You copied the Doc URL to your clipboard.


BFloat16 floating-point matrix multiply-accumulate.

This BFloat16 floating-point (BF16) matrix multiply-accumulate instruction multiplies the 2×4 matrix of BF16 values held in each 128-bit segment of the first source vector by the 4×2 BF16 matrix in the corresponding segment of the second source vector. The resulting 2×2 single-precision (FP32) matrix product is then destructively added to the FP32 matrix accumulator held in the corresponding segment of the addend and destination vector. This is equivalent to performing a 4-way dot product per destination element.

This instruction is unpredicated and vector length agnostic.

All floating-point calculations performed by this instruction are performed with the following behaviors, irrespective of the value in FPCR:

* Uses the non-IEEE 754 Round-to-Odd mode, which forces bit 0 of an inexact result to 1, and rounds an overflow to an appropriately signed Infinity.
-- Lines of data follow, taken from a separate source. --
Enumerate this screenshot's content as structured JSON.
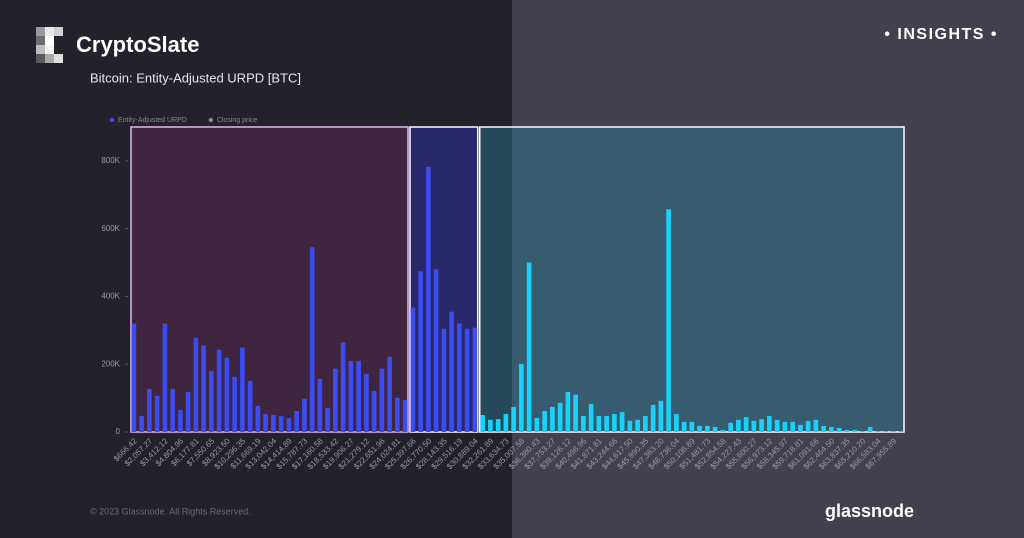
{
  "header": {
    "brand": "CryptoSlate",
    "badge": "• INSIGHTS •"
  },
  "footer": {
    "copyright": "© 2023 Glassnode. All Rights Reserved.",
    "source": "glassnode"
  },
  "chart_data": {
    "type": "bar",
    "title": "Bitcoin: Entity-Adjusted URPD [BTC]",
    "legend": [
      {
        "name": "Entity-Adjusted URPD",
        "color": "#3b4cf0"
      },
      {
        "name": "Closing price",
        "color": "#8a8a96"
      }
    ],
    "ylim": [
      0,
      900000
    ],
    "yticks": [
      0,
      {
        "value": 200000,
        "label": "200K"
      },
      {
        "value": 400000,
        "label": "400K"
      },
      {
        "value": 600000,
        "label": "600K"
      },
      {
        "value": 800000,
        "label": "800K"
      }
    ],
    "segments": [
      {
        "color": "#3b4cf0",
        "fill": "rgba(110,45,100,0.38)",
        "stroke": "#e2b8f2",
        "categories": [
          "$666.42",
          null,
          "$2,057.27",
          null,
          "$3,412.12",
          null,
          "$4,804.96",
          null,
          "$6,177.81",
          null,
          "$7,550.65",
          null,
          "$8,923.50",
          null,
          "$10,296.35",
          null,
          "$11,669.19",
          null,
          "$13,042.04",
          null,
          "$14,414.89",
          null,
          "$15,787.73",
          null,
          "$17,160.58",
          null,
          "$18,533.42",
          null,
          "$19,906.27",
          null,
          "$21,279.12",
          null,
          "$22,651.96",
          null,
          "$24,024.81",
          null
        ],
        "values": [
          320000,
          47000,
          127000,
          107000,
          320000,
          127000,
          65000,
          118000,
          278000,
          255000,
          180000,
          243000,
          219000,
          163000,
          249000,
          151000,
          77000,
          53000,
          50000,
          47000,
          41000,
          62000,
          98000,
          545000,
          157000,
          71000,
          187000,
          264000,
          210000,
          210000,
          172000,
          121000,
          187000,
          222000,
          101000,
          95000
        ]
      },
      {
        "color": "#3b4cf0",
        "fill": "rgba(45,45,150,0.6)",
        "stroke": "#ffffff",
        "categories": [
          "$25,397.66",
          null,
          "$26,770.50",
          null,
          "$28,143.35",
          null,
          "$29,516.19",
          null,
          "$30,889.04"
        ],
        "values": [
          367000,
          474000,
          782000,
          480000,
          305000,
          355000,
          320000,
          305000,
          308000
        ]
      },
      {
        "color": "#19d2fa",
        "fill": "rgba(40,130,160,0.42)",
        "stroke": "#ffffff",
        "categories": [
          null,
          "$32,261.89",
          null,
          "$33,634.73",
          null,
          "$35,007.58",
          null,
          "$36,380.43",
          null,
          "$37,753.27",
          null,
          "$39,126.12",
          null,
          "$40,498.96",
          null,
          "$41,871.81",
          null,
          "$43,244.66",
          null,
          "$44,617.50",
          null,
          "$45,990.35",
          null,
          "$47,363.20",
          null,
          "$48,736.04",
          null,
          "$50,108.89",
          null,
          "$51,481.73",
          null,
          "$52,854.58",
          null,
          "$54,227.43",
          null,
          "$55,600.27",
          null,
          "$56,973.12",
          null,
          "$58,345.97",
          null,
          "$59,718.81",
          null,
          "$61,091.66",
          null,
          "$62,464.50",
          null,
          "$63,837.35",
          null,
          "$65,210.20",
          null,
          "$66,583.04",
          null,
          "$67,955.89",
          null
        ],
        "values": [
          50000,
          36000,
          38000,
          53000,
          74000,
          201000,
          500000,
          41000,
          62000,
          74000,
          86000,
          118000,
          110000,
          47000,
          83000,
          47000,
          47000,
          53000,
          59000,
          33000,
          36000,
          47000,
          80000,
          92000,
          657000,
          53000,
          30000,
          30000,
          18000,
          18000,
          15000,
          6000,
          27000,
          36000,
          44000,
          33000,
          38000,
          47000,
          36000,
          30000,
          30000,
          21000,
          33000,
          36000,
          18000,
          15000,
          12000,
          6000,
          6000,
          3000,
          15000,
          3000,
          3000,
          3000,
          3000
        ]
      }
    ]
  }
}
* The cumulative FPSR exception bits (IDC, IXC, UFC, OFC, DZC and IOC) are not modified.

* Trapped floating-point exceptions are disabled, as if the FPCR trap enable bits (IDE, IXE, UFE, OFE, DZE and IOE) are all zero.

* Denormalized inputs and results are flushed to zero, as if FPCR.FZ == 1.
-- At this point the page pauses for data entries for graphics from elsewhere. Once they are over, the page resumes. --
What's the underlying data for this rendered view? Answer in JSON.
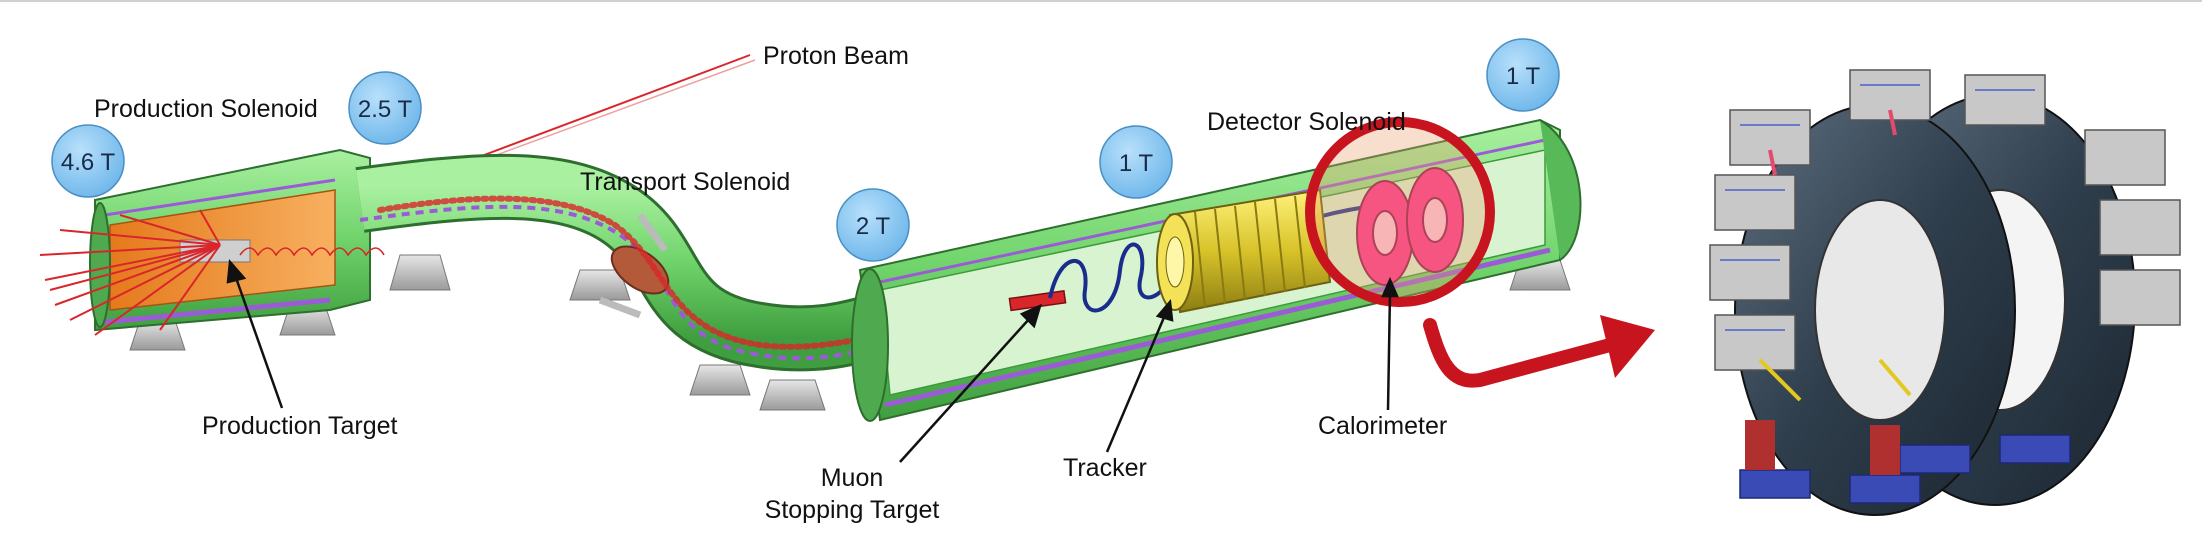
{
  "labels": {
    "proton_beam": "Proton Beam",
    "production_solenoid": "Production Solenoid",
    "transport_solenoid": "Transport Solenoid",
    "detector_solenoid": "Detector Solenoid",
    "production_target": "Production Target",
    "muon_stopping_target_line1": "Muon",
    "muon_stopping_target_line2": "Stopping Target",
    "tracker": "Tracker",
    "calorimeter": "Calorimeter"
  },
  "field_badges": {
    "production_inner": "4.6 T",
    "production_outer": "2.5 T",
    "transport_end": "2 T",
    "detector_mid": "1 T",
    "detector_end": "1 T"
  },
  "colors": {
    "solenoid_green": "#7ee07a",
    "solenoid_dark": "#3d9a3c",
    "production_orange": "#f39a3a",
    "badge_blue": "#7fc3f2",
    "tracker_yellow": "#e6d43c",
    "calo_pink": "#ff2d8a",
    "highlight_red": "#c8141e",
    "beam_red": "#d9262b"
  }
}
* Only the Default NaN is generated, as if FPCR.DN == 1.

ID_AA64ZFR0_EL1.BF16 indicates whether this instruction is implemented.
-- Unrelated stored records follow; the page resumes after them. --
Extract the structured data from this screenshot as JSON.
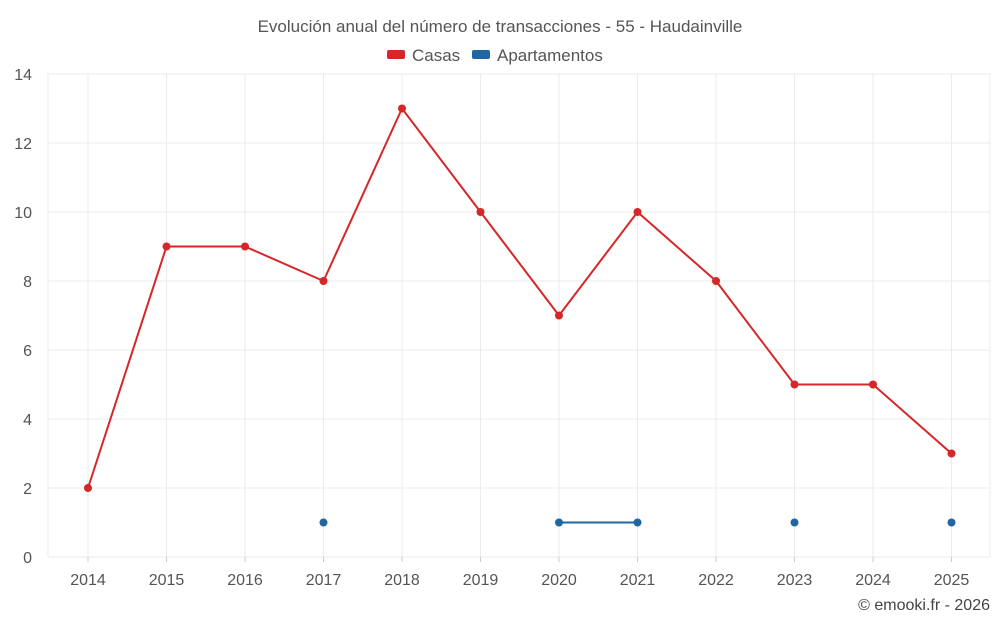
{
  "chart_data": {
    "type": "line",
    "title": "Evolución anual del número de transacciones - 55 - Haudainville",
    "categories": [
      "2014",
      "2015",
      "2016",
      "2017",
      "2018",
      "2019",
      "2020",
      "2021",
      "2022",
      "2023",
      "2024",
      "2025"
    ],
    "series": [
      {
        "name": "Casas",
        "color": "#d62728",
        "values": [
          2,
          9,
          9,
          8,
          13,
          10,
          7,
          10,
          8,
          5,
          5,
          3
        ]
      },
      {
        "name": "Apartamentos",
        "color": "#1f66a3",
        "values": [
          null,
          null,
          null,
          1,
          null,
          null,
          1,
          1,
          null,
          1,
          null,
          1
        ]
      }
    ],
    "ylim": [
      0,
      14
    ],
    "yticks": [
      0,
      2,
      4,
      6,
      8,
      10,
      12,
      14
    ],
    "xlabel": "",
    "ylabel": "",
    "grid": true,
    "legend": "top-center"
  },
  "credit": "© emooki.fr - 2026"
}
BFMMLA <Zda>.S, <Zn>.H, <Zm>.H

if !HaveSVE() || !HaveBF16Ext() then UNDEFINED;
integer n = UInt(Zn);
integer m = UInt(Zm);
integer da = UInt(Zda);

Assembler Symbols


Is the name of the third source and destination scalable vector register, encoded in the "Zda" field.


Is the name of the first source scalable vector register, encoded in the "Zn" field.


Is the name of the second source scalable vector register, encoded in the "Zm" field.


integer segments =  VL DIV 128;
bits(VL) operand1 = Z[n];
bits(VL) operand2 = Z[m];
bits(VL) operand3 = Z[da];
bits(VL) result;
bits(128) op1, op2;
bits(128) res, addend;

for s = 0 to segments-1
    op1    = Elem[operand1, s, 128];
    op2    = Elem[operand2, s, 128];
    addend = Elem[operand3, s, 128];
    res    = BFMatMulAdd(addend, op1, op2);
    Elem[result, s, 128] = res;

Z[da] = result;

Operational information

This instruction might be immediately preceded in program order by a MOVPRFX instruction that conforms to all of the following requirements, otherwise the behavior of either or both instructions is unpredictable:

  • The MOVPRFX instruction must specify the same destination register as this instruction.
  • The destination register must not refer to architectural register state referenced by any other source operand register of this instruction.
The MOVPRFX instructions that can be used with this instruction are as follows:
  • An unpredicated MOVPRFX instruction.